Это удовольствие принимать восхищение от какой-то аудитории. Тщеславию обязательно нужны зрители, хотя бы воображаемые. Средства против тщеславия – не принимать похвал внутренне (внешне тоже не надо за похвалы благодарить, а лучше молчать; это, впрочем, не из Нила Сорского, а из других отцов). Нужно вспоминать собственные реальные грехи, которые могут быть неизвестны тем, кто хвалит. Для новоначальных монахов нередко создаются такие ситуации, которые бьют именно по их тщеславию, и это правильно, так как тщеславие – стремление «выглядеть» в чьих-то глазах – обычно загрязняет добродетели новоначальных. В силу специфики аудитории Нил говорит о тщеславии кратко и больше в контексте того, как надо не принимать похвал. Очевидно, скитских монахов часто хвалили. Монашеское отвращение к человеческой похвале, даже внутри монашеской среды, проявлялось у Нила в полной мере, как мы увидим из его завещания: посмертное почитание его как святого ему было бы также противно.
Гордость
Гордость не является синонимом тщеславия, так как гордость не просто не требует, но и не терпит аудитории. Гордость радуется собственному значению в собственных глазах. Поводы для гордости могут быть самыми разными: от совсем нелепых, вроде умения красиво петь в церкви или знатного происхождения (которого, пишет Нил, скорее, подобало бы стыдиться, – это он явно про себя) до достижения добродетелей. Гордость, возникающая от внешних поводов, отсекается приблизительно теми же методами, что и тщеславие: в частности, стремлением в любой ситуации встать или сесть на последнее и наименее почетное место. Тут внешнее смирение постепенно будет воздействовать на внутреннее. Но гордость по внутренним поводам (из-за собственной исправной жизни) нельзя победить никакими внешними средствами, и это важнейшая борьба для монаха. Тут нужно понимать, что само по себе появление подобных помыслов еще не есть грех, пока мы их не приняли и не стали с ними соглашаться. Если мы при первом же появлении отбиваем такие помыслы молитвой, то мы в них и не виноваты. Если же этого не делать, то труд всей жизни будет навечно погублен.
Споры о Церкви
С 1490 года Нил Сорский и Паисий Ярославов, будучи неформальными, но общепризнанными лидерами заволжских старцев (так называли старцев монастырей в районе Белозерска и Вологды), оказываются вовлечены в обсуждение общецерковных и церковно-государственных проблем, которые при их жизни так и не разрешились: соответствующие дискуссии будут продолжаться весь XVI век, а последствия этих дискуссий отразятся и на всей последующей истории Российской церкви (поэтому они остаются актуальными до сих пор). При жизни Нила, однако, определятся два принципиально разных подхода – подход «нестяжательский», то есть церковной партии (не надо бояться этого слова) Нила и его учеников и единомышленников, и подход «иосифлянский», то есть церковной партии игумена Волоколамского монастыря Иосифа (†1515). Иосиф Волоцкий был учеником Пафнутия Боровского (†1477), а тот был «духовным внуком» Сергия Радонежского. Разрыв между иосифлянами и нестяжателями стал внутренней катастрофой русской исихастской традиции в ее четвертом поколении – поколении Нила Сорского и Иосифа Волоцкого.
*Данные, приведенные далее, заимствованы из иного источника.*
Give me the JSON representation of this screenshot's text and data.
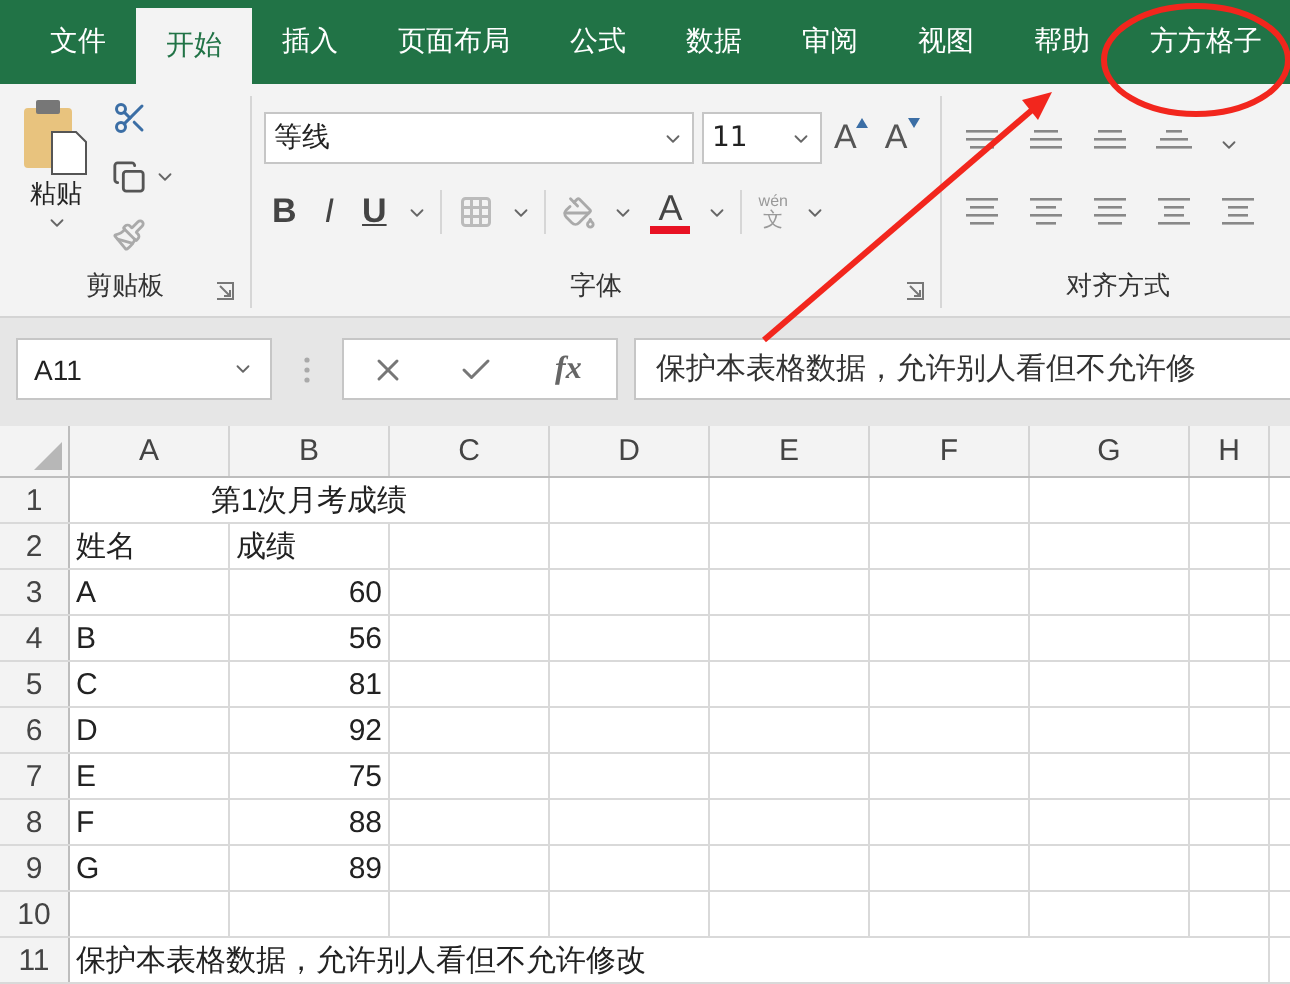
{
  "tabs": [
    {
      "label": "文件",
      "selected": false
    },
    {
      "label": "开始",
      "selected": true
    },
    {
      "label": "插入",
      "selected": false
    },
    {
      "label": "页面布局",
      "selected": false
    },
    {
      "label": "公式",
      "selected": false
    },
    {
      "label": "数据",
      "selected": false
    },
    {
      "label": "审阅",
      "selected": false
    },
    {
      "label": "视图",
      "selected": false
    },
    {
      "label": "帮助",
      "selected": false
    },
    {
      "label": "方方格子",
      "selected": false
    }
  ],
  "ribbon": {
    "clipboard": {
      "paste_label": "粘贴",
      "group_label": "剪贴板"
    },
    "font": {
      "font_name": "等线",
      "font_size": "11",
      "grow_label": "A",
      "shrink_label": "A",
      "bold": "B",
      "italic": "I",
      "underline": "U",
      "font_color_label": "A",
      "phonetic_top": "wén",
      "phonetic_bottom": "文",
      "group_label": "字体"
    },
    "alignment": {
      "group_label": "对齐方式"
    }
  },
  "formula_bar": {
    "name_box": "A11",
    "fx": "fx",
    "value": "保护本表格数据，允许别人看但不允许修"
  },
  "sheet": {
    "columns": [
      "A",
      "B",
      "C",
      "D",
      "E",
      "F",
      "G",
      "H"
    ],
    "rows": [
      {
        "number": "1",
        "cells": [
          {
            "kind": "merged",
            "text": "第1次月考成绩"
          }
        ]
      },
      {
        "number": "2",
        "cells": [
          {
            "kind": "text",
            "text": "姓名"
          },
          {
            "kind": "text",
            "text": "成绩"
          }
        ]
      },
      {
        "number": "3",
        "cells": [
          {
            "kind": "text",
            "text": "A"
          },
          {
            "kind": "number",
            "text": "60"
          }
        ]
      },
      {
        "number": "4",
        "cells": [
          {
            "kind": "text",
            "text": "B"
          },
          {
            "kind": "number",
            "text": "56"
          }
        ]
      },
      {
        "number": "5",
        "cells": [
          {
            "kind": "text",
            "text": "C"
          },
          {
            "kind": "number",
            "text": "81"
          }
        ]
      },
      {
        "number": "6",
        "cells": [
          {
            "kind": "text",
            "text": "D"
          },
          {
            "kind": "number",
            "text": "92"
          }
        ]
      },
      {
        "number": "7",
        "cells": [
          {
            "kind": "text",
            "text": "E"
          },
          {
            "kind": "number",
            "text": "75"
          }
        ]
      },
      {
        "number": "8",
        "cells": [
          {
            "kind": "text",
            "text": "F"
          },
          {
            "kind": "number",
            "text": "88"
          }
        ]
      },
      {
        "number": "9",
        "cells": [
          {
            "kind": "text",
            "text": "G"
          },
          {
            "kind": "number",
            "text": "89"
          }
        ]
      },
      {
        "number": "10",
        "cells": []
      },
      {
        "number": "11",
        "cells": [
          {
            "kind": "overflow",
            "text": "保护本表格数据，允许别人看但不允许修改"
          }
        ]
      }
    ]
  },
  "annotations": {
    "arrow": true,
    "ellipse": true
  }
}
С обеих сторон действовали люди верующие и убежденные. Если среди иосифлян и было много проходимцев, то можно не сомневаться, что не ими одушевлялось их церковное движение. Если бы в таком же фаворе у властей оказались нестяжатели, то и у них бы возникли аналогичные проблемы с чистотой кадров.
Мы не сможем тут говорить об истории этих движений в целом, так как для этого понадобилось бы рассматривать весь русский XVI век, а скажем лишь о том, как эти движения друг с другом разошлись, и почему благочестивая лакировка истории бессильна замазать этот продольный разлом вдоль русской духовной жизни. Мы будем говорить лишь о том, в чем успели разойтись уже сами Нил и Иосиф, а не следующие поколения их учеников.